Presente a Roma per presentare il nuovo live-action Disney, Tim Burton ha risposto ad alcune domande della stampa prima di ricevere, nella serata di ieri 27 marzo, il David Di Donatello alla carriera.
Ecco alcuni argomenti emersi in conferenza:
Che cosa ci può dire sugli occhi del dolce elefantino?
Poiché si tratta di un personaggio che non parla, le emozioni dovevano essere espresse in modo diverso e la cosa migliore per me era andare alla ricerca di una forma semplice e pura, in un mondo così caotico. La maniera migliore per esprimere queste emozioni era attraverso gli occhi. Ci abbiamo lavorato molto.
C’è un appello per un circo senza animali nel finale.
Pur avendo fatto un film sul circo, in realtà io non l’ho mai amato. I clown mi facevano paura e non mi piaceva neanche vedere gli animali esibirsi. Un animale selvatico non dovrebbe essere costretto a fare cose che non sono nella sua natura. Un po’ diverso è lo zoo, perché magari i bambini possono imparare qualcosa su alcuni animali, ad esempio, che non avrebbero modo di conoscere perché in pericolo di estinzione.
Nessun animale al circo, dunque?
Faccio eccezione per i cavalli e i cani che sembrano divertirsi.

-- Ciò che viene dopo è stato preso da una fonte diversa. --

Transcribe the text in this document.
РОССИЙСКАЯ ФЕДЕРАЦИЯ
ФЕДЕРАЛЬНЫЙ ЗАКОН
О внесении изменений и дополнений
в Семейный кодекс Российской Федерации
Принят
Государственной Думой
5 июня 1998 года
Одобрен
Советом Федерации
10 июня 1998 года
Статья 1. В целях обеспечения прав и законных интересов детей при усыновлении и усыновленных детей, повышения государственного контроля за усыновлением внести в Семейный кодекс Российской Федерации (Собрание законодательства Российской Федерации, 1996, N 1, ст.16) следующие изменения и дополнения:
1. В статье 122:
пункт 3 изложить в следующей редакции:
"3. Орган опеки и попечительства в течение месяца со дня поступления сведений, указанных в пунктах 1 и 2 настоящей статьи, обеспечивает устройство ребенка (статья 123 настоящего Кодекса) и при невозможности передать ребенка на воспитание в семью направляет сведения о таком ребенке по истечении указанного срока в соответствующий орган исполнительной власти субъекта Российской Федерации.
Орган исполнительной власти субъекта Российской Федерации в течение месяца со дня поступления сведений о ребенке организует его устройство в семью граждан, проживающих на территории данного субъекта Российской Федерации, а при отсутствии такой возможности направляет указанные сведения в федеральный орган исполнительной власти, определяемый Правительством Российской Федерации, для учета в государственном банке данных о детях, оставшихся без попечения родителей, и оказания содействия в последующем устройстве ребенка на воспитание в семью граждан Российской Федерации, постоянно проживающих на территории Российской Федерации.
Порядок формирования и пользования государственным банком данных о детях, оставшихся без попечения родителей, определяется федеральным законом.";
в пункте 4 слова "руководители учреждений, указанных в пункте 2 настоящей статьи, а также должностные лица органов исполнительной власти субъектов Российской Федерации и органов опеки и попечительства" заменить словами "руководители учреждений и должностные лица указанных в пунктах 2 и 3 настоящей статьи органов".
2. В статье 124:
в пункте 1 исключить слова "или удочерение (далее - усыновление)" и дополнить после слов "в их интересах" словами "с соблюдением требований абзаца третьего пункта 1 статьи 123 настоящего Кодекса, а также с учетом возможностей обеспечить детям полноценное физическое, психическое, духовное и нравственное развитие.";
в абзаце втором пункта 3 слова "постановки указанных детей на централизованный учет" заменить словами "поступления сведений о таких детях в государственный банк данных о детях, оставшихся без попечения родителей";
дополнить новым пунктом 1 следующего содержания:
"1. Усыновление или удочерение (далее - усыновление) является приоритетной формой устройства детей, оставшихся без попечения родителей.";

In Dumbo c’è un’importante componente umana.
Nella sceneggiatura ci sono parallelismi tra personaggi umani e Dumbo. C’è sempre il senso della perdita e di assenza, c’è anche chi ha perso il lavoro, un braccio e la moglie. Il disorientamento c’è. Se vogliamo, questo può essere anche una bella analogia con il tema di Dumbo. È anche un modo per esplorare la famiglia nelle sue forme più diverse e non tradizionali.
Ha scritto nella sua biografia: “Con la Disney non ci siamo mai capiti, è stata fonte di depressione”. La libertà artistica stavolta c’è?
Nessuno te la dà, la vita è così. Nelle famiglie c’è del buono, del meno buono… non c’è da fare polemica, così va la vita. Qualcuno può affermare che le vostre famiglie non hanno problemi?
Il cast: la sensazione è che lei sapesse perfettamente a chi affidare ogni singolo ruolo.
Si parlava di famiglia poco fa. Per me era importante lavorare con figure che conoscevo bene, che avevo frequentato in passato. Se ci pensiamo bene il circo è come un film, persone un po’ strane che cercano di fare qualcosa. Pensate che io e Danny DeVito abbiamo fatto tre film a tema circense, ma a nessuno dei due piace il circo!
Come si inserisce la poetica di Burton in un classico Disney? Perché proprio Dumbo?
Perché è quello che più mi permetteva di fare qualcosa di nuovo per una serie di motivi. Non si poteva semplicemente fare un remake di un film datato. Qui si potevano prendere tematiche molto belle e rielaborarle. L’alternativa era Il gatto venuto dallo spazio.
Meglio il Batman con Nolan (saga de Il Cavaliere Oscuro) o con Snyder (ultimi DC)?
Sono entrambi buoni. Io comunque mi reputo molto fortunato per aver potuto lavorare su Batman. All’epoca era una cosa nuova, è stato un privilegio e molto divertente. È chiaro che poi può essere trasformato in qualcosa di più grande, di diverso.
Quanto c’è di computer grafica nel suo Dumbo?
È stato un po’ strano, perché avevamo a disposizione grandissimi attori. Per lo più si è trattato di ricostruire il set, con l’eccezione di alcune scene come quelle con il cielo, fatte con green screen. Abbiamo voluto costruire il set per dare un senso di familiarità e agevolare gli attori.
Il suo lavoro è anche molto tecnologico.
Le cose cambiano, abbiamo a disposizione nuovi strumenti. Le cose tradizionali un po’ mi mancano, è bellissimo il film di animazione di una volta. Resta la passione per la natura tattile di fare cinema.
Il momento più difficile del film?
La sequenza delle allucinazioni. Era strana allora e lo è oggi e doveva restare con sfumature meno da incubo ed ecco le bolle di sapone. Ho mantenuto lo spirito della scena originale ma con un’altra forma.
Soddisfatto?
Finito un film del genere ti senti vulnerabile. Fra tre anni potrete sapere cosa avrei cambiato.